Abstandsbestimmungen dienen im Allgemeinen dazu, den Nachbarn die erforderliche Belichtung und Belüftung zu gewährleisten. Der Gesetzgeber hat hier im § 6 BauTG zwar Ausnahmen vom Verbot der Bauführung im Abstand vorgesehen, will aber durch die Ausmaßbeschränkung im Abs. 1 Z. 3 (vgl. auch die Z. 4 und 5 bzw. Abs. 2 Z. 2) eine unzumutbare Beeinträchtigung des Nachbarn hintanhalten. Daher würde eine Auslegung, dass im Seitenabstand beliebig viele Garagen und überdachte Abstellplätze errichtet werden dürfen, wenn nur keine dieser Baulichkeiten die 10 m Länge überschreitet, die Abstandsbestimmung in einer vom Standpunkt des Nachbarschutzes unerträglichen Weise aushöhlen. Die Auffassung der Beschwerdeführer führte dazu, dass eine Garage mit einer Länge von 11 m verboten, zwei nur geringfügig voneinander getrennte Garagen von je 10 m Länge jedoch erlaubt wären. Dies zu beabsichtigen, kann dem Gesetzgeber nicht unterstellt werden.
Da das Projekt die 10 m Längenbeschränkung nicht einhalten würde, haben die Verwaltungsbehörden zu Recht eine Genehmigungsfähigkeit nicht angenommen. Auf die weiteren Darlegungen der belangten Behörde, dass die 50 m2 Ausmaßbeschränkung nur für den Bauwich gilt, braucht hier nicht eingegangen zu werden; verwiesen sei aber auf den bei Neuhofer, O.ö. Baurecht 20005, 435, wiedergegebenen Ausschussbericht zur Novelle LGBl.
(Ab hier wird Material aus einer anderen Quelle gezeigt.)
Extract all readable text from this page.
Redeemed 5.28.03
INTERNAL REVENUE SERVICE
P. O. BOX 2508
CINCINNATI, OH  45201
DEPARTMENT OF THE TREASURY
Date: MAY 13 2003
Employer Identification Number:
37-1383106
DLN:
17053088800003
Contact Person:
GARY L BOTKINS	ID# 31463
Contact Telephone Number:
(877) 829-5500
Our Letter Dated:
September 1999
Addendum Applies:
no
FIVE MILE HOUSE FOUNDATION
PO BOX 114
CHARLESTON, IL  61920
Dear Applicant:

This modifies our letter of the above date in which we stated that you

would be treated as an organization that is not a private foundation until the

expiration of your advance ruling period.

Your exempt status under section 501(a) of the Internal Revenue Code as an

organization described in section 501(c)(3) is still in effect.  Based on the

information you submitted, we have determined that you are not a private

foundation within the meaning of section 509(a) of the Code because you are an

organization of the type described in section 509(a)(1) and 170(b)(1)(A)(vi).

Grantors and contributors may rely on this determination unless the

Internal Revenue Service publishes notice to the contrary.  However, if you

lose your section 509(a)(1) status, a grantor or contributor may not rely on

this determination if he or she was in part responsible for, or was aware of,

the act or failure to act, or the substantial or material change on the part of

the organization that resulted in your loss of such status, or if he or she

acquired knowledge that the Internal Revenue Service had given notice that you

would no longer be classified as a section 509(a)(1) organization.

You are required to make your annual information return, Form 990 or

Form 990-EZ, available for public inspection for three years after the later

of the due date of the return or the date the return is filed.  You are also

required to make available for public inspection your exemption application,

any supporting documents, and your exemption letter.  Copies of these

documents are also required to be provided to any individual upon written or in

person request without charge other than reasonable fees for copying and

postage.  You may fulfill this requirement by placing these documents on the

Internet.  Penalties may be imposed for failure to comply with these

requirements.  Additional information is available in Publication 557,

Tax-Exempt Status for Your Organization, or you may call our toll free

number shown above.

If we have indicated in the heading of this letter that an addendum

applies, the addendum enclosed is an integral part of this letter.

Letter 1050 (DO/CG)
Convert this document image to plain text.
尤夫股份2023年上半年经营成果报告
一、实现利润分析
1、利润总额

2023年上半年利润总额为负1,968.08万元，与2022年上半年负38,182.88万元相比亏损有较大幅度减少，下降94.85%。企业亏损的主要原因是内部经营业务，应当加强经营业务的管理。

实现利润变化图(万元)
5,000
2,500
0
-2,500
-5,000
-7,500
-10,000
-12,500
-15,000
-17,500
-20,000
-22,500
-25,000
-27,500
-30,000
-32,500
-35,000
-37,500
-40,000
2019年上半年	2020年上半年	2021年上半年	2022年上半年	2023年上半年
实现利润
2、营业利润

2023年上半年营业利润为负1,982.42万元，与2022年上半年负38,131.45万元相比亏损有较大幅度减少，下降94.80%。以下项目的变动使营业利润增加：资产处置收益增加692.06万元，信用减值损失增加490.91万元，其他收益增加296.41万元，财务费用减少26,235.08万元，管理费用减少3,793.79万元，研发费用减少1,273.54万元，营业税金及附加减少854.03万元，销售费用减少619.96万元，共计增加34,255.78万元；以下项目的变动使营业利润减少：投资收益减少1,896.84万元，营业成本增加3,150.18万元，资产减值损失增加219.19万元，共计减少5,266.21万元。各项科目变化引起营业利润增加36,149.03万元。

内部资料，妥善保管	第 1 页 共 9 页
Nr. 103/1998, der die Klarstellung enthält, dass das Gesamtobjekt an sich auch mehr als die angegebenen 50 m2 Nutzfläche aufweisen darf, wenn nur der im Bauwich gelegene Teil des Bauwerkes die gesetzlich normierten Flächenbegrenzungen nicht überschreitet.
Somit erweist sich die Beschwerde insgesamt als unbegründet, weshalb sie gemäß § 42 Abs. 1 VwGG abzuweisen war.
Der Ausspruch über den Aufwandersatz gründet sich auf die §§ 47 ff VwGG in Verbindung mit der Verordnung BGBl. Nr. 416/1994.